One of the most famous examples of clickbait I’ve mentioned involves a “related link” on a legitimate site about celebrity deaths. This is pretty common, actually. A while back, I ran accross one that featured a photo of actor Michael J. Fox. It was surprising, especially since Fox isn’t dead. Recently, I ran across a similar example with a photo of Kirstie Alley and the headline, “27 Celebs Who Passed Away and Not a Word Was Said.”
Well, I’ll go out on a limb and venture a guess on that one: not a word was said about Kirstie Alley’s death because she, like Fox, is still alive.
When you do click such a link, what you’ll often find is a slideshow. The first image will usually be a title, so you have to click the “Next” button once to even reach the first item — in this case, a dead celebrity — on their list. That image will have a short caption. You click the button again and you may well see the same image with a different caption. I’ve seen some of these that might use the same photo four times in a row, each time changing only the caption, giving you the details in dribs and drabs before finally featuring a different item and starting the process over again.
Some of these slideshows might feature 50 slides or more, but when you reach the last page, you may only have read writeups of about 10 to 15 people.
But it’s all about the clicks.
On some sites, each click of a slideshow is recorded as an individual page view. That’s not always true, especially on mobile, because, depending on how a mobile version of a site displays the same information, you may not get a page view for each image.
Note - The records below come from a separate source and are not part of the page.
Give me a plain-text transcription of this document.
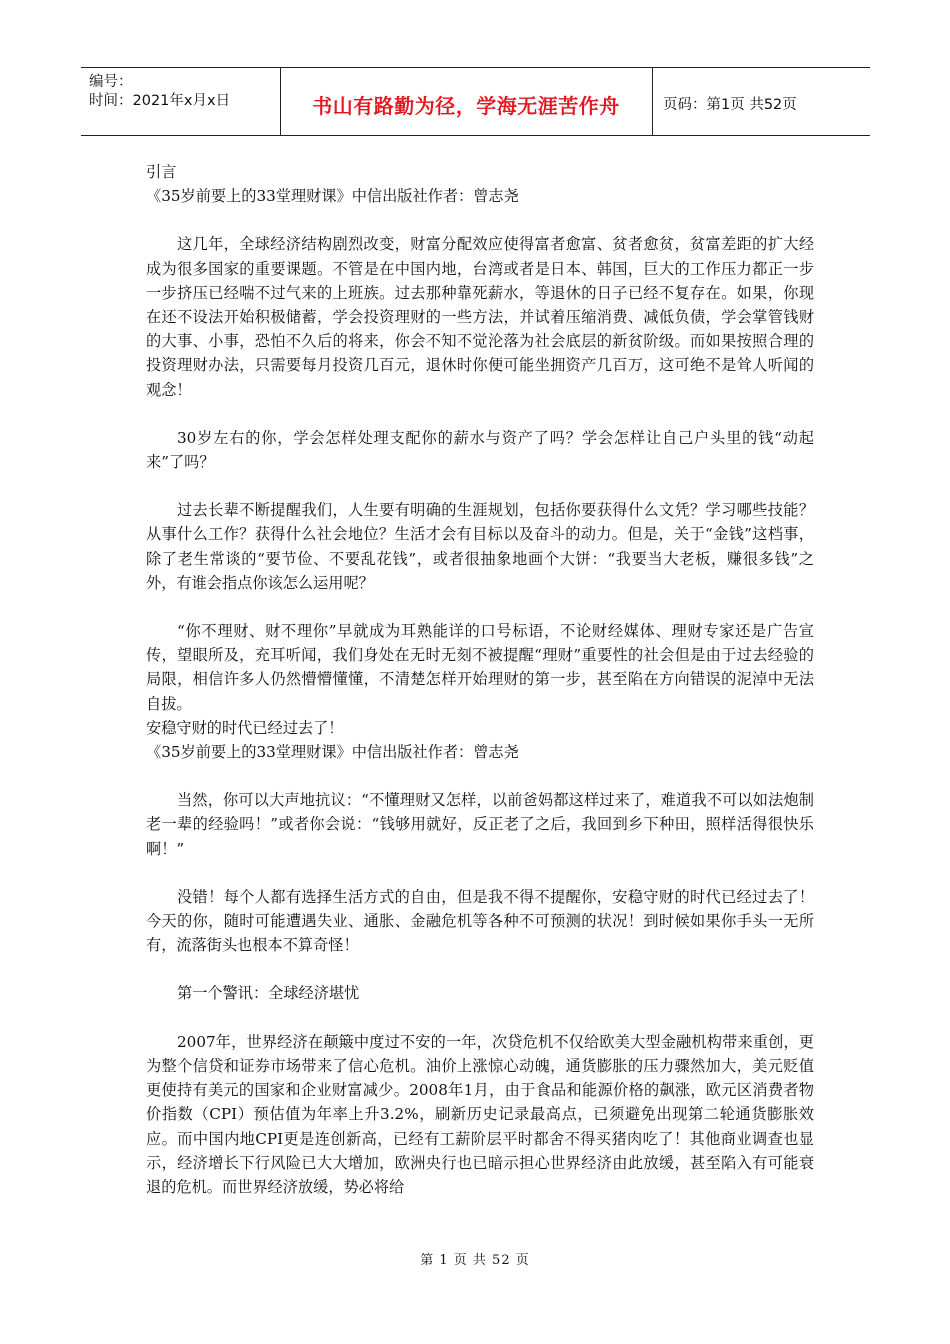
编号：
时间：2021年x月x日	书山有路勤为径，学海无涯苦作舟	页码：第1页 共52页
引言
《35岁前要上的33堂理财课》中信出版社作者：曾志尧
这几年，全球经济结构剧烈改变，财富分配效应使得富者愈富、贫者愈贫，贫富差距的扩大经成为很多国家的重要课题。不管是在中国内地，台湾或者是日本、韩国，巨大的工作压力都正一步一步挤压已经喘不过气来的上班族。过去那种靠死薪水，等退休的日子已经不复存在。如果，你现在还不设法开始积极储蓄，学会投资理财的一些方法，并试着压缩消费、减低负债，学会掌管钱财的大事、小事，恐怕不久后的将来，你会不知不觉沦落为社会底层的新贫阶级。而如果按照合理的投资理财办法，只需要每月投资几百元，退休时你便可能坐拥资产几百万，这可绝不是耸人听闻的观念！
30岁左右的你，学会怎样处理支配你的薪水与资产了吗？学会怎样让自己户头里的钱“动起来”了吗？
过去长辈不断提醒我们，人生要有明确的生涯规划，包括你要获得什么文凭？学习哪些技能？从事什么工作？获得什么社会地位？生活才会有目标以及奋斗的动力。但是，关于“金钱”这档事，除了老生常谈的“要节俭、不要乱花钱”，或者很抽象地画个大饼：“我要当大老板，赚很多钱”之外，有谁会指点你该怎么运用呢？
“你不理财、财不理你”早就成为耳熟能详的口号标语，不论财经媒体、理财专家还是广告宣传，望眼所及，充耳听闻，我们身处在无时无刻不被提醒“理财”重要性的社会但是由于过去经验的局限，相信许多人仍然懵懵懂懂，不清楚怎样开始理财的第一步，甚至陷在方向错误的泥淖中无法自拔。
安稳守财的时代已经过去了！
《35岁前要上的33堂理财课》中信出版社作者：曾志尧
当然，你可以大声地抗议：“不懂理财又怎样，以前爸妈都这样过来了，难道我不可以如法炮制老一辈的经验吗！”或者你会说：“钱够用就好，反正老了之后，我回到乡下种田，照样活得很快乐啊！”
没错！每个人都有选择生活方式的自由，但是我不得不提醒你，安稳守财的时代已经过去了！今天的你，随时可能遭遇失业、通胀、金融危机等各种不可预测的状况！到时候如果你手头一无所有，流落街头也根本不算奇怪！
第一个警讯：全球经济堪忧
2007年，世界经济在颠簸中度过不安的一年，次贷危机不仅给欧美大型金融机构带来重创，更为整个信贷和证券市场带来了信心危机。油价上涨惊心动魄，通货膨胀的压力骤然加大，美元贬值更使持有美元的国家和企业财富减少。2008年1月，由于食品和能源价格的飙涨，欧元区消费者物价指数（CPI）预估值为年率上升3.2%，刷新历史记录最高点，已须避免出现第二轮通货膨胀效应。而中国内地CPI更是连创新高，已经有工薪阶层平时都舍不得买猪肉吃了！其他商业调查也显示，经济增长下行风险已大大增加，欧洲央行也已暗示担心世界经济由此放缓，甚至陷入有可能衰退的危机。而世界经济放缓，势必将给
第 1 页 共 52 页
But websites looking for cheap and easy page views often take advantage of the practice because they know that even if a weary reader only clicks halfway through that maddening slideshow, they’ve still picked up more than a dozen page views, which increases their total overall page view count and the pages-per-visit count, both of which might be attractive to advertisers.
And speaking of advertisers, most of these slideshows contain embedded ads, meaning that every third or fourth click, you’re served an ad, which you then have to click past a second time just to get to the next true page of the slideshow.
So in addition to beefing up their stats, they’re bringing in additional ad revenue.
It might be one thing if they’d give you the article or even list the names on the page so you could decide whether you’d want to actually click through all of them. Then again, by not doing so, they hope they can trick people into passing through each frame just to hopefully find something they were looking for.